Sam HIBBINS: What we also call on the government to do is increase the rate of this tax to 20 per cent. I note that in Queensland, that is the rate that this tax is set at. We have got some of the highest rates of gambling in the world, and I think 20 per cent would be a fair rate of taxation for the gambling industry in terms of a betting point-of-consumption tax. This would raise the total revenue to about $560 million per annum. When you look at what is happening across our state – a skyrocketing cost of living; a real wage cut for workers, the biggest ever on record; people waiting months for essential medical care – there is a clear choice: make industries like the gambling industry pay their fair share of tax to fund the things that people need. This could not come at a more timely point, given the massive challenges that people are facing, and certainly that is the direction the government should be going with this bill and with the upcoming state budget – not an austerity budget that is going to make things worse for people. People in need cannot wait another few years until we get back into surplus to have these sorts of issues addressed. So I would certainly urge the government to do that: to raise the rate of the point-of-consumption tax and not funnel hundreds of millions of dollars into the racing industry, and I would certainly urge consideration of those amendments in this place and in the other place.

I would like to conclude just in terms of the bill’s actions in relation to Crown Casino. We support those measures, but what I say is that the government had to be dragged kicking and screaming into that royal commission. It took far too long for that to occur. In terms of the response to Crown Casino as well, the government missed the trick and missed the opportunity to downsize and reduce the scale of Crown Casino. Crown Casino, when it came to fruition under the Kennett government, was I think the largest casino in the Southern Hemisphere.

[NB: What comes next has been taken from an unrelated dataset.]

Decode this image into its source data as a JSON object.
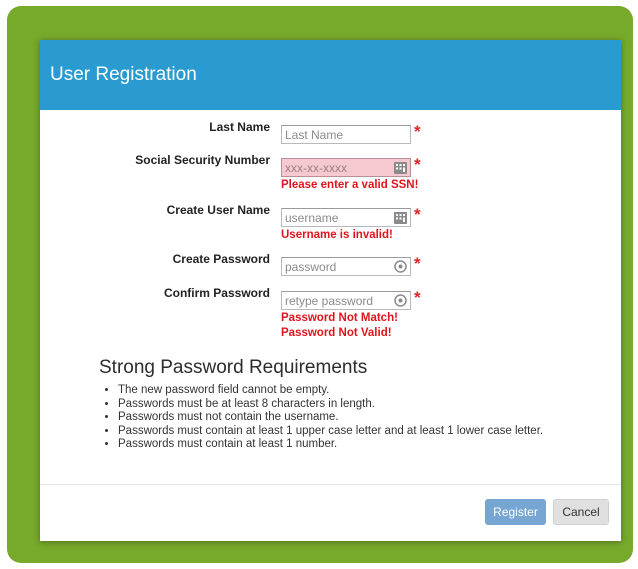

Melbourne does not need the largest casino in the Southern Hemisphere. It is far too big, and that has added to the issues and added to the reason why the clear problems with Crown Casino were not addressed. It was a casino that was simply too big to fail. Often when the Premier would speak about the casino he would talk about it being the largest single-site employer in Melbourne, as if that should somehow cover for all the wrongdoing that was occurring with Crown Casino. I would urge the government to look at downsizing Crown Casino. We do not need this massive casino in Melbourne. Then if you change tax rates and other regulations, it could ensure that the income from Crown Casino can be contained.